Tracer les résultats de la greffe - The Hindu

Dans un cas rare à Mumbai le mois dernier, les organes d'un patient atteint de mort cérébrale âgé de 59 ans, qui ont été prélevés et transplantés, ont échoué chez les trois receveurs. L'un d'entre eux, âgé de 32 ans, traité pour insuffisance rénale, est décédé dans les 48 heures, tandis que le receveur de l'autre rein, âgé de 60 ans, est décédé dans les 15 jours. La receveuse du foie, une femme de 73 ans, a dû subir une seconde greffe peu de temps après.

Le résultat étrange et inattendu a soulevé une série de questions pour la fraternité médicale, qui mène actuellement une enquête clinique. L'affaire met également en lumière l'absence de registres de résultats en Inde pouvant aider à comprendre la qualité de vie après la greffe et le taux de mortalité.

Exemple rare

«Ces cas sont un phénomène peu commun. Mais ils surviennent et sont signalés dans le monde entier », déclare le docteur Avinash Supe, responsable du comité technique nommé par le Centre de coordination des transplantations zonales (ZTCC) de Mumbai, pour enquêter sur l'affaire. «Nous analysons si quelque chose ne va pas dans le [transplantation] processus ou il y avait un problème immunologique qui est passé inaperçu. Lors des enquêtes préliminaires, nous avons constaté que la récupération et les greffes avaient été effectuées avec soin, avec tous les protocoles en place », explique le Dr Supe. "Pour valider nos conclusions, nous faisons appel à près de 12 experts de l'Inde, du Royaume-Uni et des États-Unis."

Les rejets hyperactifs des transplantations d'organes se produiraient dans les minutes ou les heures qui suivent la transplantation de l'organe du donneur chez le receveur. Mais les médecins s'abstiennent de qualifier le cas de Mumbai de rejet hyper aigu. "Habituellement, les rejets hyper-aigus se produisent lorsque le receveur est sensibilisé aux antigènes du donneur [molecules capable of producing antibodies in the host]. Mais il est très peu probable que cela se produise chez les trois bénéficiaires », explique le Dr Bharat Shah, néphrologue basé à Mumbai et secrétaire général du ZTCC. "C'est un des cas les plus rares."

Une maladie commune et une coagulation intravasculaire disséminée (CIV) ont été observées chez les trois receveurs après la greffe, ce qui entraîne la formation de caillots sanguins dans tout le corps. Les médecins disent que lorsqu'un rein est rejeté, il devient bleu et ne produit pas d'urine. Cependant, dans les deux cas, le rein avait produit de l'urine avant le début des complications.

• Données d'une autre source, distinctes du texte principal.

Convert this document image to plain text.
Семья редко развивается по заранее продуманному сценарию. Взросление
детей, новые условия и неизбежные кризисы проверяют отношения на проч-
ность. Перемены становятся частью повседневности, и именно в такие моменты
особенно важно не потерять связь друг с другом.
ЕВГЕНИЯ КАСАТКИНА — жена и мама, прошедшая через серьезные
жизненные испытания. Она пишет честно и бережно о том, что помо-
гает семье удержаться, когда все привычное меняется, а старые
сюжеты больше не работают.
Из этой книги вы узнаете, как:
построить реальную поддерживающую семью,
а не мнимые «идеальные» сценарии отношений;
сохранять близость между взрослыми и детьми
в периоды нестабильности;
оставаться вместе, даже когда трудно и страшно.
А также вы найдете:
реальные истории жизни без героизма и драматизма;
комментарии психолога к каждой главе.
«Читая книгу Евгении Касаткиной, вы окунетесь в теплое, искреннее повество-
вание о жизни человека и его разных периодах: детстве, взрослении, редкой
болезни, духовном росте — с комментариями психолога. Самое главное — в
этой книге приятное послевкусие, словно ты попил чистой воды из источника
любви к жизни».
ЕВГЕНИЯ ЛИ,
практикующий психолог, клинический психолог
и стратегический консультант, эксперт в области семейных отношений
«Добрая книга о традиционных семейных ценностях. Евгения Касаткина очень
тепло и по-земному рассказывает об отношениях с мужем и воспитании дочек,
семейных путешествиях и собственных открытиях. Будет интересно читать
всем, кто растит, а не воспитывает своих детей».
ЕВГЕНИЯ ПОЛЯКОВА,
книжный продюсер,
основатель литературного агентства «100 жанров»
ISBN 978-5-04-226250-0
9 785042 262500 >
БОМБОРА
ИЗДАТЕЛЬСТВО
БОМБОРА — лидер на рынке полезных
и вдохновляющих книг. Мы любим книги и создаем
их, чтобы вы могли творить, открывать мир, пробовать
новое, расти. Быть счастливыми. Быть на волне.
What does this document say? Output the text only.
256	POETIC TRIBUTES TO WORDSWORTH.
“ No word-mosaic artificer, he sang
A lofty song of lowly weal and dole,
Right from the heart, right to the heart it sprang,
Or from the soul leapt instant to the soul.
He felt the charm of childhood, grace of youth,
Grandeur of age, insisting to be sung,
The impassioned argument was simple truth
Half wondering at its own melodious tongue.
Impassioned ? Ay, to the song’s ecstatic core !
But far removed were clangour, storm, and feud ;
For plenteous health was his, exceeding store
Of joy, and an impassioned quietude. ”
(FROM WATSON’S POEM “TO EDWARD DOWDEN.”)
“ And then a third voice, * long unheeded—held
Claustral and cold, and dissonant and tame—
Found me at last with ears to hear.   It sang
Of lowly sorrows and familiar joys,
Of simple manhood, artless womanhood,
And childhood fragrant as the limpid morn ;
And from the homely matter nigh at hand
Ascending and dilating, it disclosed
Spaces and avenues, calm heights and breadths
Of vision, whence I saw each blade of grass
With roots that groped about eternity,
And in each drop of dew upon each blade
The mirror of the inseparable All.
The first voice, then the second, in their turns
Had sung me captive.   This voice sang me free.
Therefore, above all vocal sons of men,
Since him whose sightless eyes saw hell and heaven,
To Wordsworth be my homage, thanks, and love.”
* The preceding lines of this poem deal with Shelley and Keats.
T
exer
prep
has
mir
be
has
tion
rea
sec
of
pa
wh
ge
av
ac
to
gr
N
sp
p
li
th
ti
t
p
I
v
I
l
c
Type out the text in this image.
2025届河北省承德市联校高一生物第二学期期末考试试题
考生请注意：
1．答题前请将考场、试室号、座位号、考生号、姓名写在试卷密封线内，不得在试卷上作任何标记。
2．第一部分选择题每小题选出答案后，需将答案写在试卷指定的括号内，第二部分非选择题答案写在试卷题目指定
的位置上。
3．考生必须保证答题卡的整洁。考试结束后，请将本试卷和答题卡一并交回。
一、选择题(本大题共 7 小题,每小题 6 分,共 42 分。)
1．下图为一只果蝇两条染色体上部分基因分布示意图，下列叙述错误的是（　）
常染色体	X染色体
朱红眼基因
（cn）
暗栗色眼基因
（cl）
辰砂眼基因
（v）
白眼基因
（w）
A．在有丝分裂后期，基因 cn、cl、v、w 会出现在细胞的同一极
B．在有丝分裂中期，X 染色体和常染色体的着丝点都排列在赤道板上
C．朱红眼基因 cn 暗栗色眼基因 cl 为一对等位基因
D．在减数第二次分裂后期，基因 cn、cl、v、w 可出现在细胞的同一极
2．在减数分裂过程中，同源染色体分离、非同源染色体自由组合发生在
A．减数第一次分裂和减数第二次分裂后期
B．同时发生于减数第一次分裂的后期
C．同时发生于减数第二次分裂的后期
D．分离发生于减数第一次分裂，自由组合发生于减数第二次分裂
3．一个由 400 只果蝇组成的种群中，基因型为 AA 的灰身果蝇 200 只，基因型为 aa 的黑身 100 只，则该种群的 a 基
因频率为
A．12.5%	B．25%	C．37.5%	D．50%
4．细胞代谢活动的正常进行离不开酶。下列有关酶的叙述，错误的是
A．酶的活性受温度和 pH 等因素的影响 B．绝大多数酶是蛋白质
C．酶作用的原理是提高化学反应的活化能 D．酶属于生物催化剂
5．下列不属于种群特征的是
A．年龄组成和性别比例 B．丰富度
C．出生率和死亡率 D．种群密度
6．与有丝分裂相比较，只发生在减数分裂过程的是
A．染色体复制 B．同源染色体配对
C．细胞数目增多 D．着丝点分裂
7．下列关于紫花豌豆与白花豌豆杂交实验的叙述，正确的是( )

Le Dr. Sunil Shroff, de la Fondation du réseau d'aide au prélèvement d'organes multiples (MOHAN), a déclaré que les rares cas d'échecs ne devraient en aucune manière affecter le programme de transplantation d'organes. "Il existe toujours chez le donneur certains facteurs, quelque chose d'inhérent, qui peuvent ne pas être découverts", explique-t-il, citant un cas aux États-Unis où tous les receveurs ont développé une hydrophobie et sont morts de la rage après avoir reçu un organe du même donneur. En 2009, à Bombay, un homme âgé de 33 ans est décédé du syndrome de Guillain-Barré (GBS), le même trouble auto-immunitaire à la mort du donneur de rein dont son cerveau était mort âgé de 17 ans.

Quelles données montrent

En 2017, près de 800 dons d'organes de cadavres ont été effectués en Inde. Près de deux personnes lakh ont besoin de reins, mais seulement 8 000 parviennent à s'en procurer un. De même, plus de 85 000 personnes ont besoin d'un foie, mais environ 2 500 seulement réussissent à se faire greffer. Le pays enregistre également un nombre élevé de dons d'organes vivants par rapport aux dons d'organes décédés. Avec la création de l’Organisme national de transplantation d’organes et de tissus (NOTTO) et de l’Organisme régional de transplantation d’organes et de tissus (ROTTO), il pourrait éventuellement y avoir une incitation à communiquer des données de survie aux registres. «Les registres de résultats auraient dû être là maintenant. Espérons que le gouvernement en fera une exigence », a déclaré le Dr Shroff. «Si nous commençons maintenant, nous disposerons de données fiables dans les cinq prochaines années.» En Occident, les greffes d'organes sont hautement réglementées, car les performances des hôpitaux sont analysées et les licences renouvelées en fonction de ces données.

«Il est idéal de conserver le registre des taux de réussite et des complications du taux de survie après une greffe. Cependant, cela nécessite des ressources », déclare le Dr Suresh Rao K.G., responsable des soins cardiaques critiques et de l'anesthésie cardiaque à l'hôpital Fortis Malar de Chennai. L'hôpital conserve des données de survie utiles pour diverses réunions scientifiques.